String Bean Chickpea Pulao

String Bean Chickpea Pulao

String Bean Chickpea Pulao – mildly flavored rice with much needed fiber and protein.

Rice is hands down one of the most comforting and satisfying foods of all time. However its hard to consume just plain rice for many health reasons. That is why I like to add some fiber and protein to rice to make it healthy meal. And when it is paired with warm Gujarati Kadhi, the comfort you get out of it is next level! Kadhi and rice is an ultimate comfort meal, isn’t it?!?!

This String Bean Chickpea Pulao one of those dishes my kids love and ask for over and over. It’s a big win in my household when one dish is good for every member of the family. I do make Kadhi spicy for adults to balance out the mild flavors of this pulao. Of course, my kids have their kadhi with less spices. This pulao is a great balanced rice dish with carbs, proteins and fats along with much needed fiber.

String Bean Chickpea Pulao

Is is super simple to make and comes together within just few minutes with only few basic ingredients. I like playing around with my rice dishes, and this is definitely one of our all time favorite. If you like peas over string bean, simply use peas! This easy and quick dish is also a good one to make ahead along with a big batch of GUJARATI KADHI. Make them both on weekend as part of your meal prep and enjoy it throughout the week.

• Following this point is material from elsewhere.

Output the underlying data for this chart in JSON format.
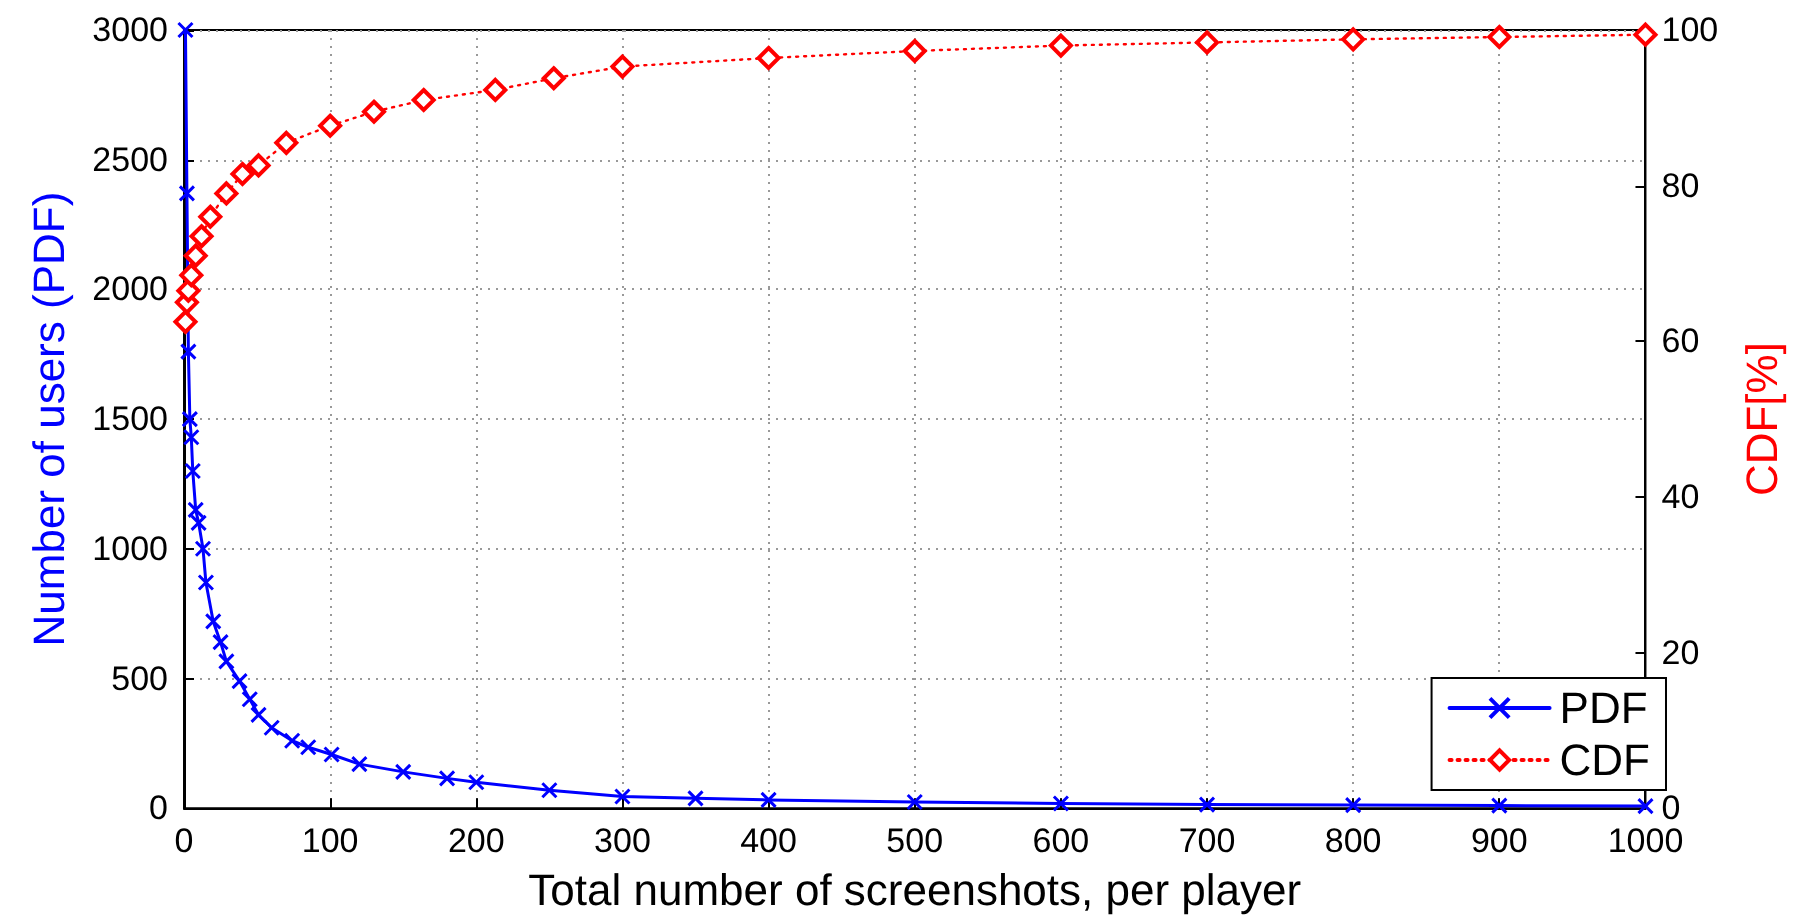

String Bean Chickpea Pulao

If you love rice like I do, I highly suggest you try this simple pulao. I also have many other rice dishes on the blog like CHANA DAL PULAO, CHANA MASALA PULAO, VEG PULAO – INSTANT POT, TAWA PULAO etc. All these pulao dishes well with my comforting GUJARATI KADHI. If you end up making any the above and like it, either leave me a comment below or tag me on Instagram @myvegetarianroots. I would love to hear your feedback!
Happy and Healthy Eating!

String Bean Chickpea Pulao

String Bean Chickpea Pulao – mildly flavored rice with much needed fiber and protein.

Ingredients

  • 1 tbsp Oil
  • 1 tbsp Ghee
  • 2 Whole Green Cardamom
  • 3 Whole Cloves
  • 3 Whole Black Pepeprcorn
  • 1 small Cinnamon Stick
  • tsp Cumin Seeds
  • ½ large Yellow Onions, sliced
  • cup String Beans, chopped
  • ¾ cup Uncooked Long Grain Basamati Rice
  • tsp Salt
  • ½ tsp Garam Masala use ¼ tsp if your garam masala is very strong
  • 15.5 oz Canned Chickpeas
  • 2 cup Water use another ½ cup if needed
  • 2 tbsp Finely Chopped Mint Leaves
  • tsp Lemon Juice
  • 2 tbsp Raisins optional
  • 2 tbsp Chopped Cashews optional

Instructions

  • Rinse and soak long grain basmati rice for 15-20.
  • Heat up mix of oil and ghee in shallow wide heavy bottom pot.
  • Add in whole spices and cumin seeds. Saute until fragrant and golden brown.
  • Add in sliced onions along with ½ tsp salt. Mix and saute until onions are translucent.
  • Mix in chopped string beans. Cover and cook on medium heat for 2-3 minutes.
  • Uncover and add in soaked long grain rice without any water. Saute rice for couple of minutes.
  • Rinse and drain canned chickpeas. Add it to the pot.
  • Add in 2 cups of water, another 1 tsp of salt and ½ tsp of garam masala.
  • Add in finely chopped mint leave and a squeeze of lemon. Add in raisins and chopped cashews (optional).
  • Make sure the water is upto rice level. If the water seems to be way less, you can add a bit more water. Once the water starts to simmer, cover the pot and cook on low/medium heat until all the water is evaporated and the rice is cooked.
  • Once the rice is cooked, fluff it up with a fork. Do not stir it to avoid breaking of the rice.
  • Simply serve it with Gujarati Kadhi and side of papad!